Od początku meczu gospodarze próbowali narzucić Stalówce swój styl gry, jednakże ich próby przedarcia się przez blok obronny dowodzony przez Adama Bogacza zwykle kończyły się fiaskiem. Kilka strzałów z dystansu prosto w środek bramki oraz stałe fragmenty gry z których nic nie wynikało to dokonania Odry z pierwszej połowy. Dwie okazję do zdobycia gola stworzyli sobie także Stalowcy. W 31 minucie Gracjan Sylwestrzak miał dobrą okazję po zawahaniu i dalekim wyjściu z bramki golkipera Odry.
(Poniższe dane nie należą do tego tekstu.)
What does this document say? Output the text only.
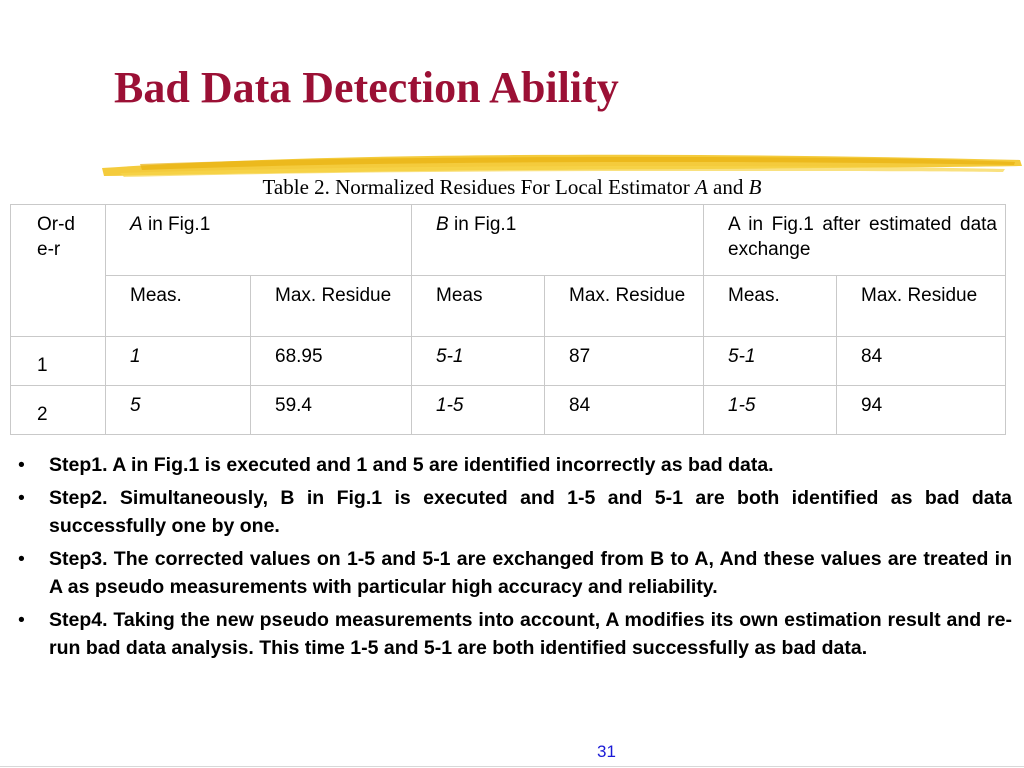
Bad Data Detection Ability
Table 2. Normalized Residues For Local Estimator A and B
Or-de-r	A in Fig.1		B in Fig.1		A in Fig.1 after estimated data exchange	

	Meas.	Max. Residue	Meas	Max. Residue	Meas.	Max. Residue
1	1	68.95	5-1	87	5-1	84
2	5	59.4	1-5	84	1-5	94
• Step1. A in Fig.1 is executed and 1 and 5 are identified incorrectly as bad data.
• Step2. Simultaneously, B in Fig.1 is executed and 1-5 and 5-1 are both identified as bad data successfully one by one.
• Step3. The corrected values on 1-5 and 5-1 are exchanged from B to A, And these values are treated in A as pseudo measurements with particular high accuracy and reliability.
• Step4. Taking the new pseudo measurements into account, A modifies its own estimation result and re-run bad data analysis. This time 1-5 and 5-1 are both identified successfully as bad data.
31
Obaj zawodnicy spotkali się ze sobą na wysokości szesnastego metra od bramki, młody napastnik Stalówki zdecydował się nie uderzać od razu tylko wdał się w drybling dzięki czemu sporo zawodników gospodarzy zdołało już wrócić w światło swojej bramki, ostatecznie po oddaniu strzału bramkarz zdołał odbić piłkę na rzut rożny. Dwie minuty później po zamieszaniu w polu karnym gospodarzy Eryk Krasiński kilkukrotnie przekładał piłkę z jednej nogi na drugą próbując znaleźć odpowiedni moment do uderzenia, ostatecznie piłkę w kierunku bramki po raz kolejny skierował Sylwestrzak, ale jego strzał lewą nogą przeleciał obok słupka.
Na początku drugiej połowy meczu nieco groźniej zaatakowali gospodarze, zwłaszcza po akcjach prawą stronę płaskie podania wzdłuż bramki strzeżonej przez Sikorskiego wydawały się być grożne, ale za każdym razem obrona Stalówki stawała na wysokości zadania. W 74 minucie meczu bohaterem naszej drużyny po raz kolejny został Sikorski, gdy wydawało się że musi paść gol dla gospodarzy, młody golkiper instynktownie, jedną ręką zdołał obronić uderzenie zawodnika Odry. W 79 po ładnym rozegrania akcji z pierwszej piłki jeszcze jedną okazję na zdobycie zwycięskiego gola miał Sylwestrzak, jednak ofiarna interwencje obrońcy gospodarzy zapobiegła utracie bramki, tylko rzut rożny dla Stalówki. Do końca meczu wynik nie uległ już zmianie, spotkanie zakończyło się bezbramkowym remisem. Co warte podkreślenia średnia wieku podstawowej jedenastki Stali Szczecin wyniosła 18,90!